The ants do find their line again.

If you look at my ‘cat profile’, you see the times of the day I generally eat stuff which rapidly metabolises.

This also gives an insight into why low dosage SSRI medication is often given without a real explanation.

(C) David Spencer 2022.

4th February

Good afternoon all.

Hope all is well. This may be topical seeing some posts today. The data is of myself.

It is a polynomial representation of the reduction in seizure activity. Early intervention focused on reducing physical seizures and then absence seizures. Some have PM’d me about the monthly update. Putting the finishing touches to it…..🙂Remember – there is always sunshine after the rain.

27th January

Ooerr. At T + 660 days (t=onset) I have hit the magic number of 0, null points, zip – all types of seizure for > 31 days. Truly special thanks beyond words to all of my amazing family who have been so, so supportive and understanding throughout this learning curve. At T0, no one really understood what was happening, how long the road was or even where it went. Tis early days at 0, however the longer at 0, the stronger the imprinting becomes of new neural pathways replacing the ‘dodgy ones’ which would have led to seizure activity. I’ve put a bit of extra effort into my intervention routines over the past few months to reduce the activity which had plateaued at 0.06. Cautiously optimistic – nature is a fickle creature. Quietly though, very pleased indeed with this.

In response to a comment.

Thank you. It can be done. Despite what others say or believe. Evidence is truthful and objective. As you say family support and much humour are prerequisites as well as the determination. From the Book of Meditations written by Marcus Aurelius.
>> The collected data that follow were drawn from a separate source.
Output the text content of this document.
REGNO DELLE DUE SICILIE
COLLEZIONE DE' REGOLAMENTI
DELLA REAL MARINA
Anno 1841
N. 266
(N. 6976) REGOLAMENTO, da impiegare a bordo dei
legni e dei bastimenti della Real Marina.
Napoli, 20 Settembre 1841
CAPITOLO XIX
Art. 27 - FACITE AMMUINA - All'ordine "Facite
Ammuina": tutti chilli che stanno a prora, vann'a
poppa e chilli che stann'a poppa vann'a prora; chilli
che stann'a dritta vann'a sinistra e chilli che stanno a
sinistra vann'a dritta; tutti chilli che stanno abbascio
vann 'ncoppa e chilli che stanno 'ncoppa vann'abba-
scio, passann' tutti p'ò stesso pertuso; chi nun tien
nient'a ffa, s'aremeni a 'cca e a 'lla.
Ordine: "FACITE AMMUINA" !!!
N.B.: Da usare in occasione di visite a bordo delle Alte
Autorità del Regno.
Now the roller does not have the gift of following its own movement wherever it will, nor does water or fire, or anything else subject to a nature of life without reason: there are many barriers or impediments in their way. But mind and reason have the power, by their nature and at their will, to move through every obstacle.

Marcus Aurelius

23 January #2

In response to a question how am I doing.

Keeping well very low absences and the ones I do have I allow to happen as I retrain myself to move the absences back into the delta wave cycle of night time rem sleep. My absences are where I enter rem sleep whilst conscious so making progress putting the disorder back to where it should be happening. Slow process as I can only practice this once a month which is the current run rate of absences. Progress though.
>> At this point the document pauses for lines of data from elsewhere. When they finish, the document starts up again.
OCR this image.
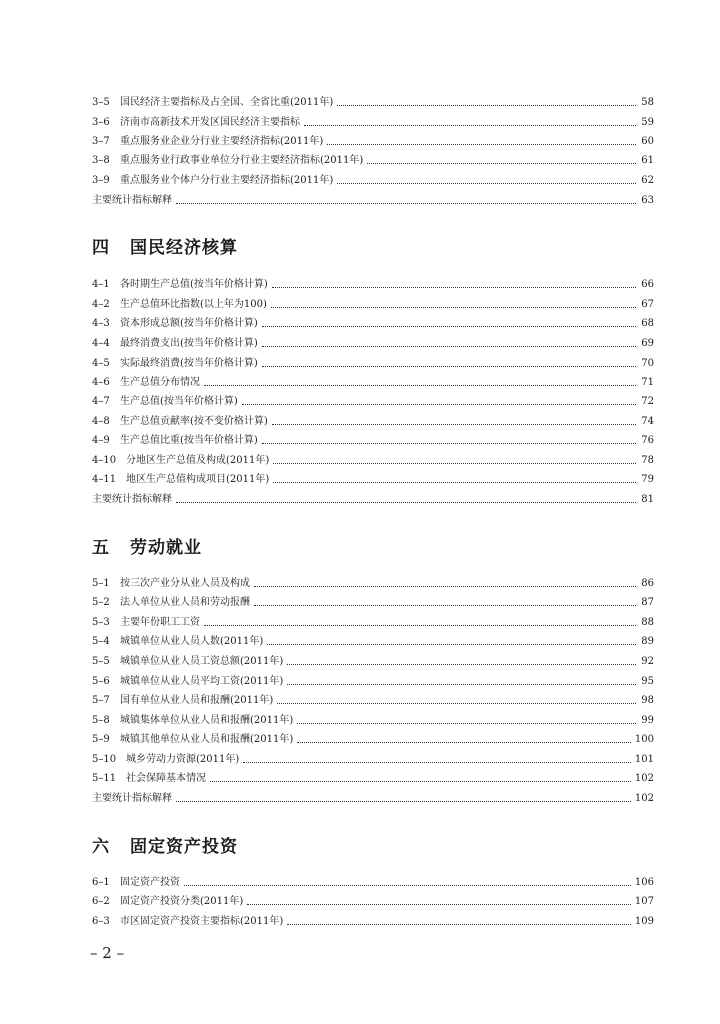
3–5	国民经济主要指标及占全国、全省比重(2011年)	58
3–6	济南市高新技术开发区国民经济主要指标	59
3–7	重点服务业企业分行业主要经济指标(2011年)	60
3–8	重点服务业行政事业单位分行业主要经济指标(2011年)	61
3–9	重点服务业个体户分行业主要经济指标(2011年)	62
主要统计指标解释	63
四 国民经济核算
4–1	各时期生产总值(按当年价格计算)	66
4–2	生产总值环比指数(以上年为100)	67
4–3	资本形成总额(按当年价格计算)	68
4–4	最终消费支出(按当年价格计算)	69
4–5	实际最终消费(按当年价格计算)	70
4–6	生产总值分布情况	71
4–7	生产总值(按当年价格计算)	72
4–8	生产总值贡献率(按不变价格计算)	74
4–9	生产总值比重(按当年价格计算)	76
4–10 分地区生产总值及构成(2011年)	78
4–11 地区生产总值构成项目(2011年)	79
主要统计指标解释	81
五 劳动就业
5–1	按三次产业分从业人员及构成	86
5–2	法人单位从业人员和劳动报酬	87
5–3	主要年份职工工资	88
5–4	城镇单位从业人员人数(2011年)	89
5–5	城镇单位从业人员工资总额(2011年)	92
5–6	城镇单位从业人员平均工资(2011年)	95
5–7	国有单位从业人员和报酬(2011年)	98
5–8	城镇集体单位从业人员和报酬(2011年)	99
5–9	城镇其他单位从业人员和报酬(2011年)	100
5–10 城乡劳动力资源(2011年)	101
5–11 社会保障基本情况	102
主要统计指标解释	102
六 固定资产投资
6–1	固定资产投资	106
6–2	固定资产投资分类(2011年)	107
6–3	市区固定资产投资主要指标(2011年)	109
– 2 –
Same process I used for the physical. I learnt how to induce the absence. Having learnt that it was a case of unpicking the sequences which were in the absence. One trick. Lie down close your eyes and imagine events happening 10ft in front of you a film or a memory. What you are doing is projecting a subconscious thought into conscious you are then in the state of absence of not being there in the projection but an observer but you can learn how to influence and control the absence. You decide and are in control of the length of time absent and gradually reduce. Its fun.

23 January

In response to a question on magnesium.

Re magnesium. I am always cautious about introducing chemicals into my body without specific purpose. I am not anti supplements I just challenge the need. I take no meds by default and only use when clinically required. Most of the drugs we ingest are made naturally and what we ingest is mans best attempt at synthesis and acts as a booster or top up. Clearly if your results from bloods show low magnesium that it is a clinical reason to discuss with your medical team. The famous or infamous balanced intake we all try to take meat veg and greens milk etc ie the basics should contain the rda of many elements. Too much of an element in the same way as too much of anything tends to have a poor outcome. Just my simple view. Hope it helps.

8th January

In response to a question.

Still here. Happy New Year.

If I have a resolution, it is to keep learning. Never too old. An end of year report on my little science project can be found at the link below. Stable, measured progress which is evidence based. Others may develop their own ways of seizure reduction using some the techniques as a starting point which I have developed since onset. Content.